Dealing with practical problems
Dealing with practical problems

Do you know That Annoying Person?

They're the one who always has two spare pencils for that big Maths test (and insists on lending you one when yours breaks). They're the one who, when you're on the way out of the door, reminds you that you need to take a charger in case your phone runs out of battery. They're the one who remembers sun cream and bottled water on a hot day, gloves and scarves on a cold day. They're the one who never, ever leaves their Oyster card at home (and has probably got yours as well).

Every class at school has one; every family has one. The most annoying thing about That Annoying Person is that we need them. But debaters don't need them. A debate is a rare place of refuge from That Annoying Person. Why?

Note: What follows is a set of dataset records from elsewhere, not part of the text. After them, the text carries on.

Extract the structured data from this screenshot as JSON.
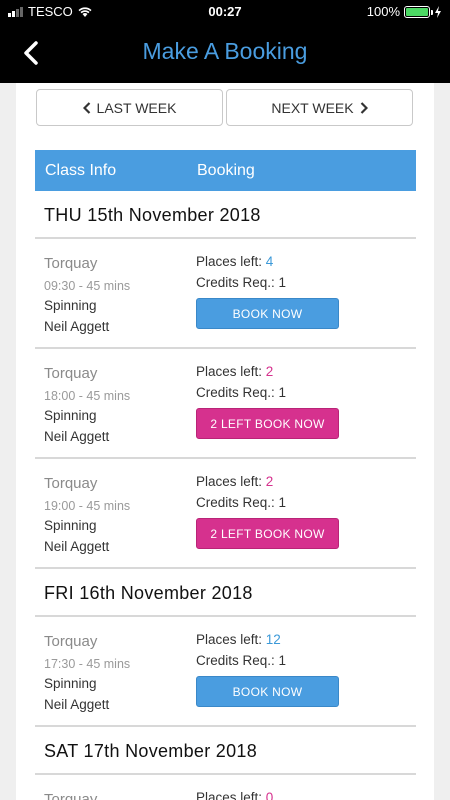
{
  "status": {
    "carrier": "TESCO",
    "time": "00:27",
    "battery": "100%"
  },
  "header": {
    "title": "Make A Booking"
  },
  "nav": {
    "last_week": "LAST WEEK",
    "next_week": "NEXT WEEK"
  },
  "table": {
    "col1": "Class Info",
    "col2": "Booking"
  },
  "days": [
    {
      "label": "THU 15th November 2018",
      "classes": [
        {
          "location": "Torquay",
          "time": "09:30 - 45 mins",
          "type": "Spinning",
          "instructor": "Neil Aggett",
          "places_label": "Places left:",
          "places": "4",
          "credits": "Credits Req.: 1",
          "button": "BOOK NOW"
        },
        {
          "location": "Torquay",
          "time": "18:00 - 45 mins",
          "type": "Spinning",
          "instructor": "Neil Aggett",
          "places_label": "Places left:",
          "places": "2",
          "credits": "Credits Req.: 1",
          "button": "2 LEFT BOOK NOW"
        },
        {
          "location": "Torquay",
          "time": "19:00 - 45 mins",
          "type": "Spinning",
          "instructor": "Neil Aggett",
          "places_label": "Places left:",
          "places": "2",
          "credits": "Credits Req.: 1",
          "button": "2 LEFT BOOK NOW"
        }
      ]
    },
    {
      "label": "FRI 16th November 2018",
      "classes": [
        {
          "location": "Torquay",
          "time": "17:30 - 45 mins",
          "type": "Spinning",
          "instructor": "Neil Aggett",
          "places_label": "Places left:",
          "places": "12",
          "credits": "Credits Req.: 1",
          "button": "BOOK NOW"
        }
      ]
    },
    {
      "label": "SAT 17th November 2018",
      "classes": [
        {
          "location": "Torquay",
          "places_label": "Places left:",
          "places": "0"
        }
      ]
    }
  ],
  "colors": {
    "accent": "#4a9de0",
    "pink": "#d6318e",
    "header_bg": "#000000"
  }
}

Anticipating and preventing practical problems by paying close attention to detail is a very important skill for life. It is not, however, necessary in a debate. Debates tend to be about big, broad issues. The key to understanding them and winning the debate is to dig deep into the points of principle behind them, to identify the point of clash, and to ensure that you build up the arguments on your side of that clash. It is not to map out a detailed plan for implementation, still less to pick holes in the detailed plans of the other side.

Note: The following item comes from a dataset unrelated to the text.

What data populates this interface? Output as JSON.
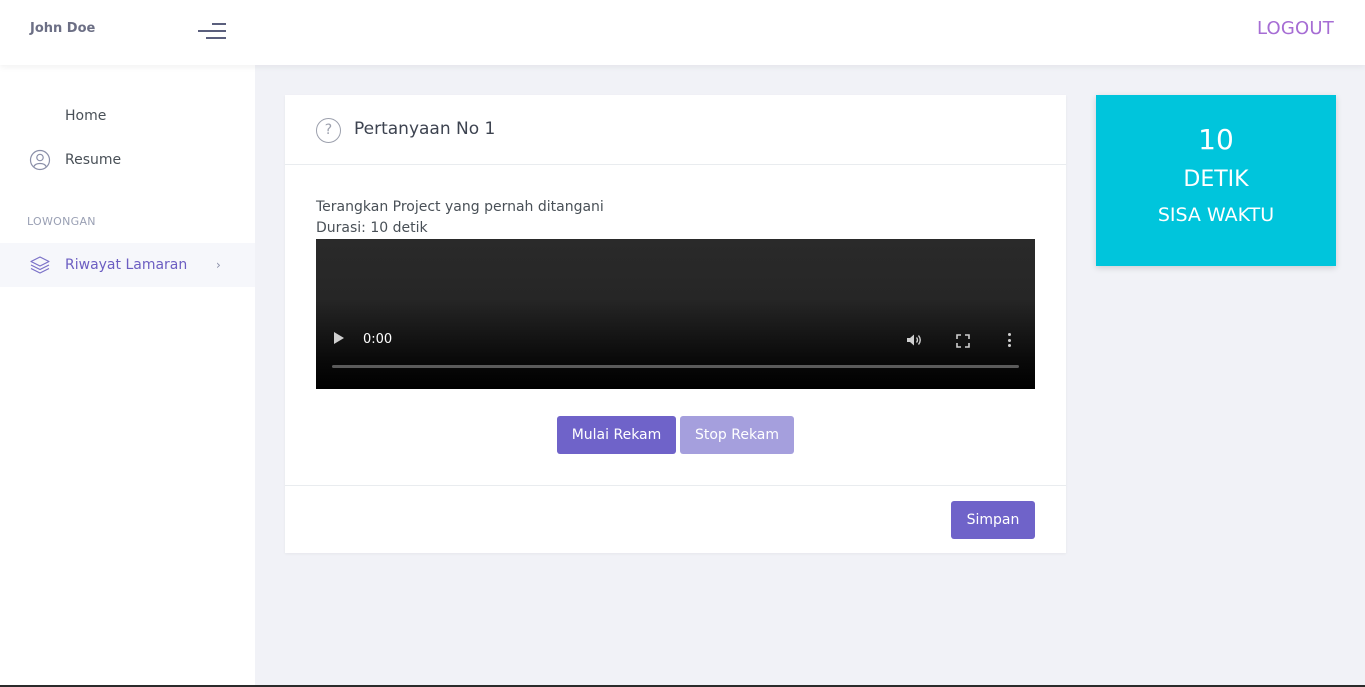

It's true that if you are the proposition you need a mechanism. That mechanism has to be practical and enforceable; but it also has to be simple. Neither side should spend time too much time pulling apart practical problems in the mechanism, as this distracts from the essence of the debate.

Let's take an example. The motion is 'This house would make voting in General Elections compulsory.' The proposition have presented their mechanism: everyone on the electoral register must vote, either in person or by post, or face a £25 fine. This is a good mechanism. It is practical: the electoral register provides an easy way to track and contact people to pursue the fine. It is enforceable: the fine is high enough to motivate people to make the effort to vote, but not so high that it will ruin those who don't vote out of either principle or laziness; nor can it be accused of being an extreme or excessive punishment. It is simple, as it is very easy to explain and understand.

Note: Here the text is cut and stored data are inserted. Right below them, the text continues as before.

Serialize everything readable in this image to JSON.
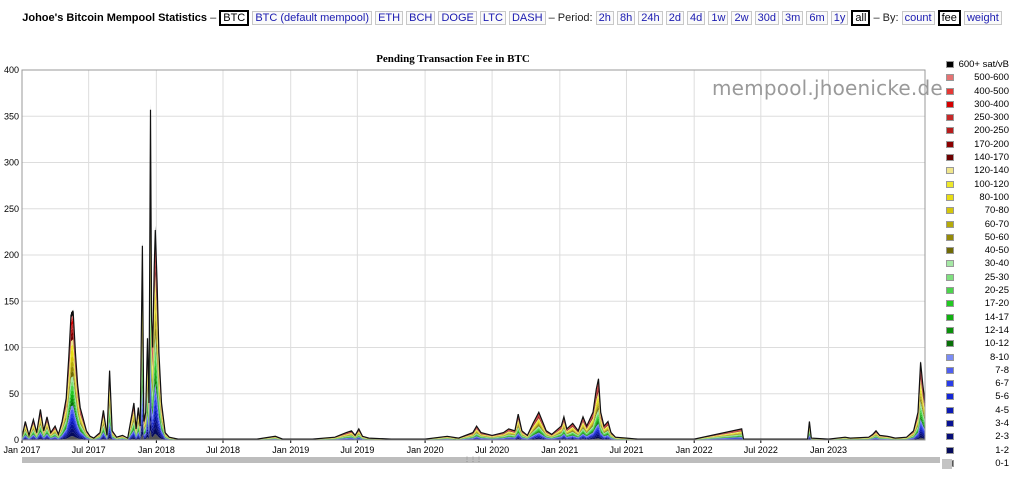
{
  "nav": {
    "site_title": "Johoe's Bitcoin Mempool Statistics",
    "sep1": "–",
    "coins": [
      {
        "label": "BTC",
        "active": true
      },
      {
        "label": "BTC (default mempool)",
        "active": false
      },
      {
        "label": "ETH",
        "active": false
      },
      {
        "label": "BCH",
        "active": false
      },
      {
        "label": "DOGE",
        "active": false
      },
      {
        "label": "LTC",
        "active": false
      },
      {
        "label": "DASH",
        "active": false
      }
    ],
    "period_label": "– Period:",
    "periods": [
      {
        "label": "2h",
        "active": false
      },
      {
        "label": "8h",
        "active": false
      },
      {
        "label": "24h",
        "active": false
      },
      {
        "label": "2d",
        "active": false
      },
      {
        "label": "4d",
        "active": false
      },
      {
        "label": "1w",
        "active": false
      },
      {
        "label": "2w",
        "active": false
      },
      {
        "label": "30d",
        "active": false
      },
      {
        "label": "3m",
        "active": false
      },
      {
        "label": "6m",
        "active": false
      },
      {
        "label": "1y",
        "active": false
      },
      {
        "label": "all",
        "active": true
      }
    ],
    "by_label": "– By:",
    "modes": [
      {
        "label": "count",
        "active": false
      },
      {
        "label": "fee",
        "active": true
      },
      {
        "label": "weight",
        "active": false
      }
    ]
  },
  "watermark": "mempool.jhoenicke.de",
  "colors": {
    "grid": "#dddddd",
    "axis": "#000000",
    "outline": "#111111"
  },
  "chart_data": {
    "type": "area",
    "title": "Pending Transaction Fee in BTC",
    "xlabel": "",
    "ylabel": "",
    "ylim": [
      0,
      400
    ],
    "yticks": [
      0,
      50,
      100,
      150,
      200,
      250,
      300,
      350,
      400
    ],
    "xlim": [
      "2017-01-01",
      "2023-09-20"
    ],
    "xticks": [
      {
        "date": "2017-01-01",
        "label": "Jan 2017"
      },
      {
        "date": "2017-07-01",
        "label": "Jul 2017"
      },
      {
        "date": "2018-01-01",
        "label": "Jan 2018"
      },
      {
        "date": "2018-07-01",
        "label": "Jul 2018"
      },
      {
        "date": "2019-01-01",
        "label": "Jan 2019"
      },
      {
        "date": "2019-07-01",
        "label": "Jul 2019"
      },
      {
        "date": "2020-01-01",
        "label": "Jan 2020"
      },
      {
        "date": "2020-07-01",
        "label": "Jul 2020"
      },
      {
        "date": "2021-01-01",
        "label": "Jan 2021"
      },
      {
        "date": "2021-07-01",
        "label": "Jul 2021"
      },
      {
        "date": "2022-01-01",
        "label": "Jan 2022"
      },
      {
        "date": "2022-07-01",
        "label": "Jul 2022"
      },
      {
        "date": "2023-01-01",
        "label": "Jan 2023"
      }
    ],
    "grid": true,
    "legend_position": "right",
    "total": [
      [
        "2017-01-01",
        3
      ],
      [
        "2017-01-10",
        20
      ],
      [
        "2017-01-20",
        5
      ],
      [
        "2017-02-01",
        22
      ],
      [
        "2017-02-10",
        8
      ],
      [
        "2017-02-20",
        33
      ],
      [
        "2017-03-01",
        10
      ],
      [
        "2017-03-10",
        25
      ],
      [
        "2017-03-20",
        8
      ],
      [
        "2017-04-01",
        15
      ],
      [
        "2017-04-10",
        6
      ],
      [
        "2017-04-20",
        20
      ],
      [
        "2017-05-01",
        45
      ],
      [
        "2017-05-08",
        90
      ],
      [
        "2017-05-14",
        135
      ],
      [
        "2017-05-20",
        138
      ],
      [
        "2017-05-26",
        95
      ],
      [
        "2017-06-01",
        60
      ],
      [
        "2017-06-08",
        35
      ],
      [
        "2017-06-15",
        25
      ],
      [
        "2017-06-25",
        10
      ],
      [
        "2017-07-05",
        4
      ],
      [
        "2017-07-15",
        2
      ],
      [
        "2017-08-01",
        8
      ],
      [
        "2017-08-10",
        32
      ],
      [
        "2017-08-20",
        5
      ],
      [
        "2017-08-27",
        75
      ],
      [
        "2017-09-03",
        10
      ],
      [
        "2017-09-15",
        3
      ],
      [
        "2017-10-01",
        5
      ],
      [
        "2017-10-15",
        2
      ],
      [
        "2017-11-01",
        40
      ],
      [
        "2017-11-07",
        12
      ],
      [
        "2017-11-13",
        35
      ],
      [
        "2017-11-18",
        15
      ],
      [
        "2017-11-24",
        210
      ],
      [
        "2017-11-28",
        20
      ],
      [
        "2017-12-03",
        30
      ],
      [
        "2017-12-08",
        110
      ],
      [
        "2017-12-12",
        40
      ],
      [
        "2017-12-16",
        357
      ],
      [
        "2017-12-19",
        130
      ],
      [
        "2017-12-22",
        100
      ],
      [
        "2017-12-26",
        185
      ],
      [
        "2017-12-29",
        227
      ],
      [
        "2018-01-03",
        170
      ],
      [
        "2018-01-08",
        95
      ],
      [
        "2018-01-15",
        40
      ],
      [
        "2018-01-25",
        8
      ],
      [
        "2018-02-05",
        3
      ],
      [
        "2018-03-01",
        1
      ],
      [
        "2018-06-01",
        1
      ],
      [
        "2018-10-01",
        1
      ],
      [
        "2018-11-20",
        4
      ],
      [
        "2018-12-10",
        1
      ],
      [
        "2019-03-01",
        1
      ],
      [
        "2019-05-01",
        3
      ],
      [
        "2019-06-01",
        8
      ],
      [
        "2019-06-15",
        10
      ],
      [
        "2019-06-25",
        5
      ],
      [
        "2019-07-05",
        12
      ],
      [
        "2019-07-15",
        4
      ],
      [
        "2019-08-01",
        2
      ],
      [
        "2019-10-01",
        1
      ],
      [
        "2020-01-01",
        1
      ],
      [
        "2020-03-01",
        4
      ],
      [
        "2020-04-01",
        2
      ],
      [
        "2020-05-10",
        8
      ],
      [
        "2020-05-20",
        15
      ],
      [
        "2020-06-01",
        8
      ],
      [
        "2020-07-01",
        5
      ],
      [
        "2020-08-01",
        8
      ],
      [
        "2020-08-15",
        12
      ],
      [
        "2020-09-01",
        10
      ],
      [
        "2020-09-10",
        28
      ],
      [
        "2020-09-20",
        10
      ],
      [
        "2020-10-05",
        5
      ],
      [
        "2020-10-20",
        18
      ],
      [
        "2020-11-05",
        30
      ],
      [
        "2020-11-15",
        20
      ],
      [
        "2020-11-25",
        10
      ],
      [
        "2020-12-10",
        6
      ],
      [
        "2021-01-05",
        15
      ],
      [
        "2021-01-12",
        25
      ],
      [
        "2021-01-20",
        12
      ],
      [
        "2021-02-05",
        18
      ],
      [
        "2021-02-20",
        10
      ],
      [
        "2021-03-05",
        25
      ],
      [
        "2021-03-15",
        15
      ],
      [
        "2021-04-01",
        30
      ],
      [
        "2021-04-10",
        55
      ],
      [
        "2021-04-16",
        66
      ],
      [
        "2021-04-22",
        30
      ],
      [
        "2021-05-01",
        15
      ],
      [
        "2021-05-12",
        20
      ],
      [
        "2021-05-20",
        8
      ],
      [
        "2021-06-01",
        3
      ],
      [
        "2021-07-01",
        2
      ],
      [
        "2021-08-01",
        1
      ],
      [
        "2021-11-01",
        1
      ],
      [
        "2022-01-01",
        1
      ],
      [
        "2022-05-10",
        12
      ],
      [
        "2022-05-15",
        1
      ],
      [
        "2022-08-01",
        1
      ],
      [
        "2022-11-05",
        1
      ],
      [
        "2022-11-10",
        20
      ],
      [
        "2022-11-15",
        2
      ],
      [
        "2023-01-01",
        1
      ],
      [
        "2023-02-15",
        3
      ],
      [
        "2023-03-01",
        2
      ],
      [
        "2023-04-20",
        3
      ],
      [
        "2023-05-01",
        6
      ],
      [
        "2023-05-10",
        10
      ],
      [
        "2023-05-20",
        5
      ],
      [
        "2023-06-10",
        4
      ],
      [
        "2023-07-01",
        2
      ],
      [
        "2023-08-01",
        3
      ],
      [
        "2023-08-20",
        10
      ],
      [
        "2023-09-01",
        30
      ],
      [
        "2023-09-08",
        84
      ],
      [
        "2023-09-14",
        60
      ],
      [
        "2023-09-20",
        40
      ]
    ],
    "series": [
      {
        "name": "600+ sat/vB",
        "color": "#000000",
        "share": 0.04
      },
      {
        "name": "500-600",
        "color": "#e57373",
        "share": 0.02
      },
      {
        "name": "400-500",
        "color": "#e53935",
        "share": 0.02
      },
      {
        "name": "300-400",
        "color": "#d50000",
        "share": 0.03
      },
      {
        "name": "250-300",
        "color": "#c62828",
        "share": 0.03
      },
      {
        "name": "200-250",
        "color": "#b71c1c",
        "share": 0.03
      },
      {
        "name": "170-200",
        "color": "#8b0000",
        "share": 0.03
      },
      {
        "name": "140-170",
        "color": "#6d0000",
        "share": 0.03
      },
      {
        "name": "120-140",
        "color": "#f0e68c",
        "share": 0.04
      },
      {
        "name": "100-120",
        "color": "#eee82a",
        "share": 0.04
      },
      {
        "name": "80-100",
        "color": "#e8dd12",
        "share": 0.05
      },
      {
        "name": "70-80",
        "color": "#d4c60c",
        "share": 0.04
      },
      {
        "name": "60-70",
        "color": "#b5aa0a",
        "share": 0.04
      },
      {
        "name": "50-60",
        "color": "#958a08",
        "share": 0.04
      },
      {
        "name": "40-50",
        "color": "#6f6a06",
        "share": 0.04
      },
      {
        "name": "30-40",
        "color": "#a5e8a5",
        "share": 0.04
      },
      {
        "name": "25-30",
        "color": "#7fe07f",
        "share": 0.03
      },
      {
        "name": "20-25",
        "color": "#4cd44c",
        "share": 0.04
      },
      {
        "name": "17-20",
        "color": "#22c922",
        "share": 0.03
      },
      {
        "name": "14-17",
        "color": "#10b010",
        "share": 0.03
      },
      {
        "name": "12-14",
        "color": "#0b900b",
        "share": 0.03
      },
      {
        "name": "10-12",
        "color": "#087008",
        "share": 0.03
      },
      {
        "name": "8-10",
        "color": "#7b8cf5",
        "share": 0.03
      },
      {
        "name": "7-8",
        "color": "#4f5ff0",
        "share": 0.03
      },
      {
        "name": "6-7",
        "color": "#2a3de8",
        "share": 0.03
      },
      {
        "name": "5-6",
        "color": "#1426d6",
        "share": 0.03
      },
      {
        "name": "4-5",
        "color": "#0c1ab5",
        "share": 0.03
      },
      {
        "name": "3-4",
        "color": "#081294",
        "share": 0.03
      },
      {
        "name": "2-3",
        "color": "#060d78",
        "share": 0.03
      },
      {
        "name": "1-2",
        "color": "#040a5c",
        "share": 0.03
      },
      {
        "name": "0-1",
        "color": "#555555",
        "share": 0.03
      }
    ]
  }
}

If Annoying People are debating, the opposition Annoying Person will start by attacking the proposition by worrying about what will happen to people who got missed off the electoral register because of computer problems; or people who get stuck in traffic on the way to the polling station; or people who can't pay the fine because they have maxed out their credit card. The Annoying Person on the proposition will respond with a proposal for glitch-free software for the Electoral Commission's database, a ban on all road works on election day, and a government mandate that credit card companies offer an amnesty to indebted card users at election time.

If, on the other hand, all debaters have silenced their inner Annoying Person for the duration of the debate, the opposition will accept the proposition's mechanism, and will instead attack the principle of having a fine at all, on the grounds that the right not to vote is as important a democratic principle as the right to vote, and abstention should not be punished, even if the punishment is only a small fine. The proposition will respond by arguing that participation in selecting the government is a duty for all citizens, and imposing a small fine for failing in that duty is a reasonable response, no different from imposing a parking fine for inconsiderate parking.

In life, attend to detail; in debating, focus on principle.